Jens schrieb:> ich hab mal eine grundsätzliche Frage. Ich habe hier einen 100R (2W, 5%)> Widerstand vor meiner Nase liegen, und frage mich, ob diese 5% bedeuten,> dass der Widerstandswert im Intervall 95R...105R liegen MUSS
Ja, genau das.
Ob der Hersteller nun rein zufällige Widerstandswerte produziert
und diese dann alle ausmisst und in "Körbchen" sortiert :), oder
ob er versucht, in einem Prozess 100-Ω-Widerstände herzustellen,
wobei dann in der laufenden Produktion der statistische Mittelwert
der Serie bei 102,1 Ω liegt mit einer Streung von ±0,5 Ω, das ist
letztlich ihm überlassen. Er muss lediglich sicherstellen, dass
er auch die statistischen Ausreißer, die jenseits 95 bzw. 105 Ω
liegen, noch rauswirft.
Schau mal ob du irgendwo im Datenblatt das Wort AQL findest. AQL 1%
bedeutet, dass 1% der Teile schlechter sein dürfen. Dazu musst du aber
schon mindestens 1000 Teile(Gurt) testen, damit diese Garantie greift.
Danke für die Antworten, nee das Datenblatt habe ich nicht, habe nur den
Widerstand auf 105.5 Ohm gemessen (mit einem 12 Bit CASSY-Modul), und
das darf ja eigtl nicht sein.
Hmm, da hat die RWTH wohl zu alte Widerstände in ihren Versuchen
rumliegen.
Jens
Jens schrieb:> Danke für die Antworten, nee das Datenblatt habe ich nicht, habe nur den> Widerstand auf 105.5 Ohm gemessen (mit einem 12 Bit CASSY-Modul), und> das darf ja eigtl nicht sein.
Hast Du auch die Zuleitungswiderstände mitgemessen oder ist das ganze in
4-Leitertechnik gemessen worden? Wann wurde das Meßgerät das letzte mal
kalibriert bzw. welchen Fehler hat dieses?
Ansonsten ist die Toleranz die Fertigungstoleranz bei festgelegter
Temperatur (z.B. 25 Grad).
Den Temperaturgang bei normalen Widerständen so zwischen 50 und 200 ppm
/ Kelvin mußt Du natürlich noch dazu rechnen. Bei Lastwiderständen sind
300 ppm/Grad normal. (das gibt bei 100 Grad Temperaturdifferenz schnell
auch noch mal 1-3% Fehler).
Außerdem gibt es noch die Alterung. Bei Nennlast betriebene normale
Widerstände altern zwischen 0.1% und 2% bei 1000 Betriebsstunden.
Lastwiderstände auch schon mal 5%.
Gruß Anja
Sonst halt noch das Übliche, Offensichtliche:
- offene (unlackierte) Drahtwiderstände oxidieren, Schmutz
- große Keramikwiderstände können schonmal hinfallen
- etc. pp.
>Er muss lediglich sicherstellen, dass>er auch die statistischen Ausreißer, die jenseits 95 bzw. 105 Ω>liegen, noch rauswirft.

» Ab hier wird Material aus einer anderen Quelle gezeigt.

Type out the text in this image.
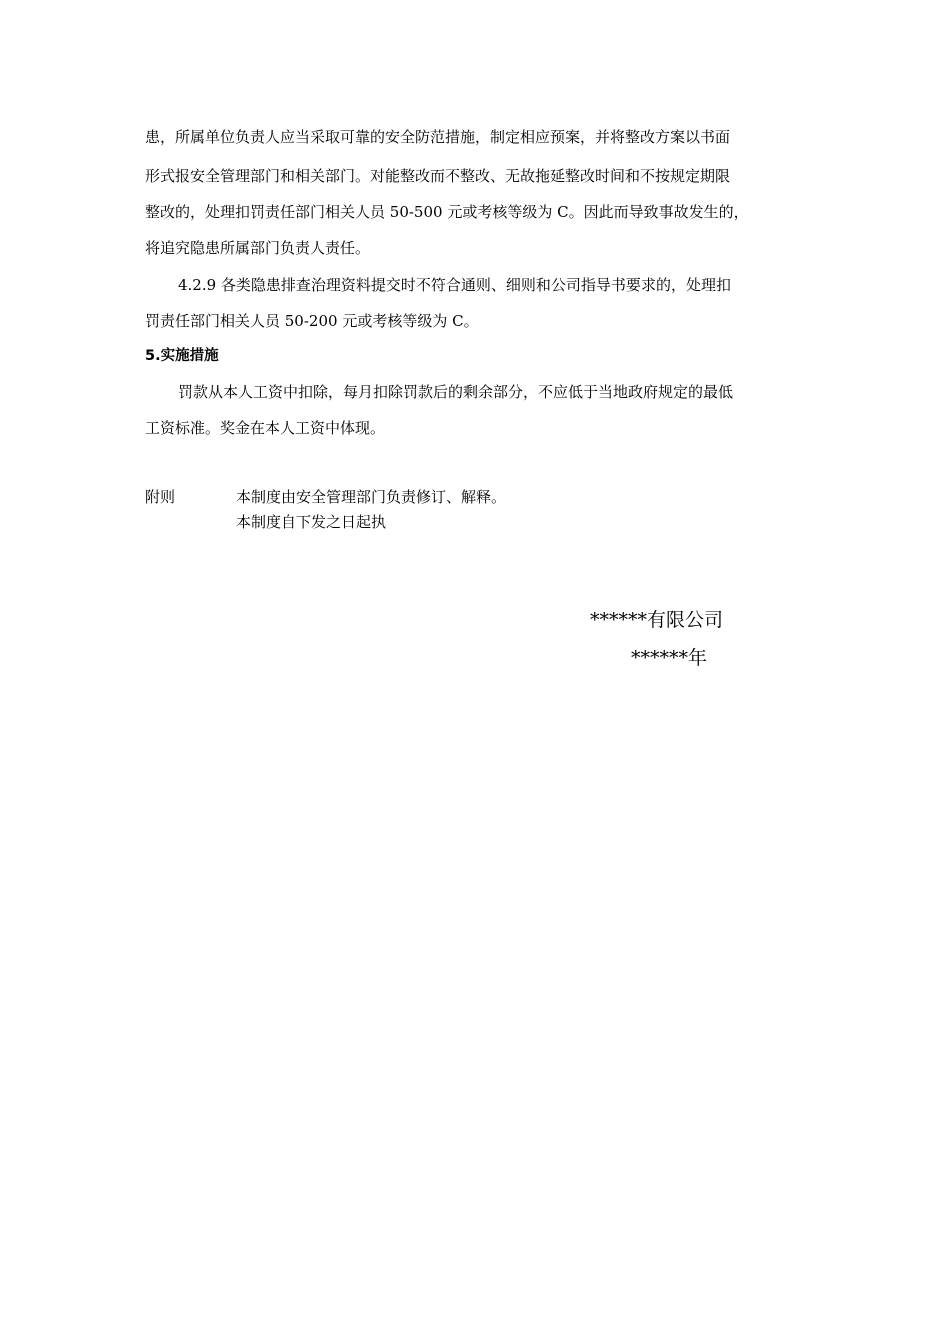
患，所属单位负责人应当采取可靠的安全防范措施，制定相应预案，并将整改方案以书面
形式报安全管理部门和相关部门。对能整改而不整改、无故拖延整改时间和不按规定期限
整改的，处理扣罚责任部门相关人员 50-500 元或考核等级为 C。因此而导致事故发生的，
将追究隐患所属部门负责人责任。
4.2.9 各类隐患排查治理资料提交时不符合通则、细则和公司指导书要求的，处理扣
罚责任部门相关人员 50-200 元或考核等级为 C。
5.实施措施
罚款从本人工资中扣除，每月扣除罚款后的剩余部分，不应低于当地政府规定的最低
工资标准。奖金在本人工资中体现。
附则	本制度由安全管理部门负责修订、解释。
本制度自下发之日起执
******有限公司
******年
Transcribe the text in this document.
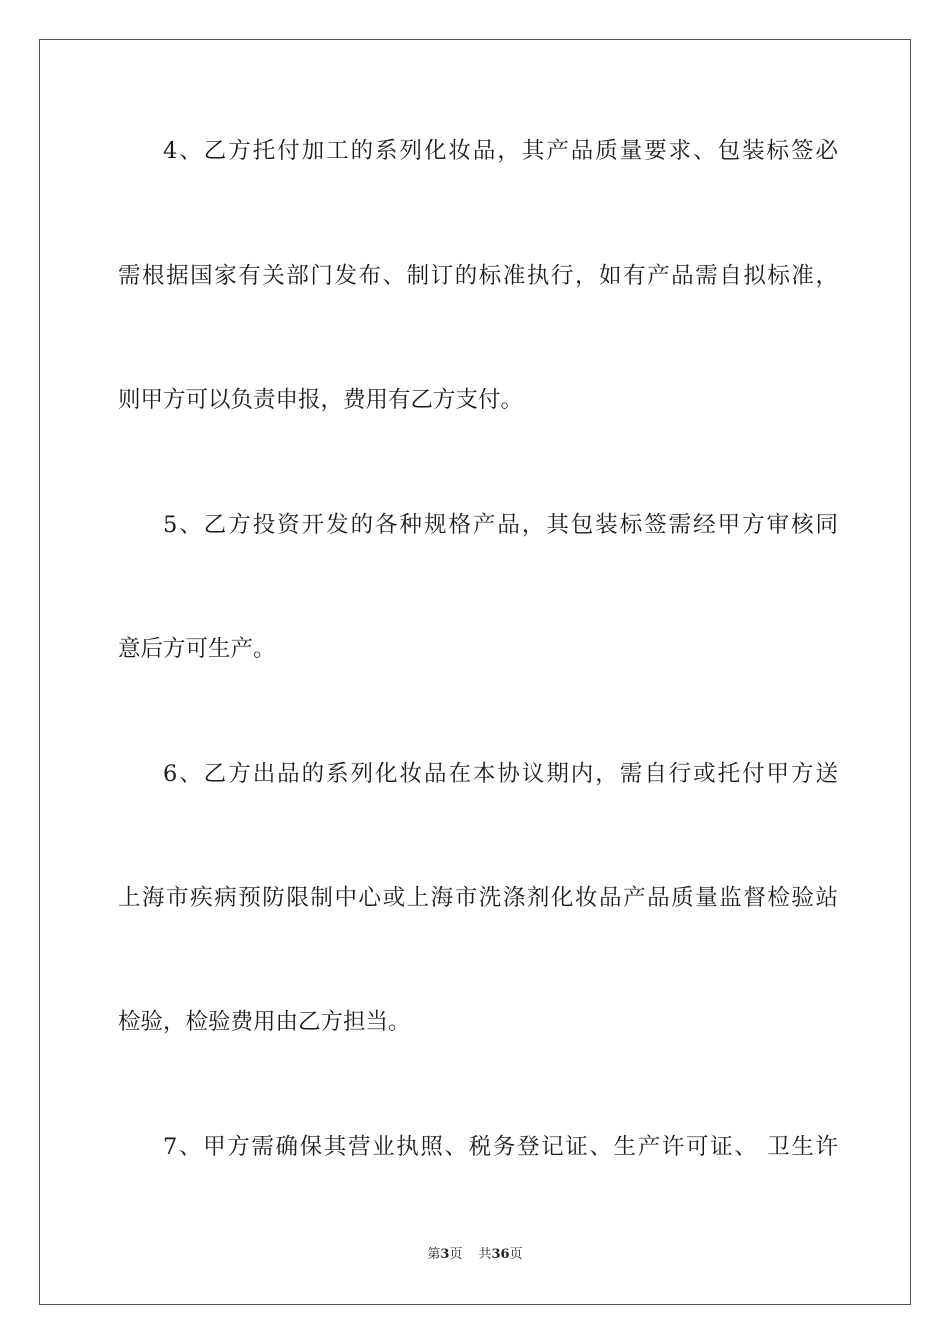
4、乙方托付加工的系列化妆品，其产品质量要求、包装标签必
需根据国家有关部门发布、制订的标准执行，如有产品需自拟标准，
则甲方可以负责申报，费用有乙方支付。
5、乙方投资开发的各种规格产品，其包装标签需经甲方审核同
意后方可生产。
6、乙方出品的系列化妆品在本协议期内，需自行或托付甲方送
上海市疾病预防限制中心或上海市洗涤剂化妆品产品质量监督检验站
检验，检验费用由乙方担当。
7、甲方需确保其营业执照、税务登记证、生产许可证、 卫生许
第3页 共36页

Bei den Herstellern wird nichts weggeworfen. Die R werden mit Werten der
jeweiligen E-Reihe ausgeliefert. Diese Werte überlappen sich so, das
alles verwendet werden kann.
Mit den Toleranzen mußt du leben.
>Danke für die Antworten, nee das Datenblatt habe ich nicht, habe nur den>Widerstand auf 105.5 Ohm gemessen (mit einem 12 Bit CASSY-Modul), und>das darf ja eigtl nicht sein.
Entweder ist Deine Messvorrichtung nicht genau genug, oder die
Messanordnung hat zu großen Einfluss auf das Messergebnis.
Meine Erfahrung ist, dass die Widerstände (wenigstens solche aus
bekannter Quelle) zumeist sehr eng am Sollwert liegen. Der
Toleranzbereich wird im Allgemeinen bei weitem nicht ausgenutzt. Aber
das ist halt so eine Sache mit der Statistik ;-)
Das man mit den Toleranzen leben muss, ist klar. Sie aber besser zu
verstehen kann nützlich sein. z.B. wenn man die Messunsicherheit eines
Messgerätes berechnen will.
Bei der Betrachtung von anderen Messunsicherheiten ist es immer wichtig
zu wissen, wie die "Verteilung" der Fehler ist, ob Fehlerquellen
miteinander verknüpft sind, etc.
Ohne dieses Wissen ist es nicht möglich eine vernünftige Aussage zur
Gesamtmessunsicherheit von Systemen zu machen.
Und gerade bei Widerständen habe ich schon oft bei alteingesessenen
Kollegen gesehen, dass sie von einer auf nominalwert zentrierten
Gaussverteilung ausgehen, wass sich in dem Thread nicht gerade
bestätigt.
@Anja: Ja, das spielt natürlich auch noch mit rein, ich wollte die Sache
jetzt nur nicht komplizierter machen, als sie schon ist.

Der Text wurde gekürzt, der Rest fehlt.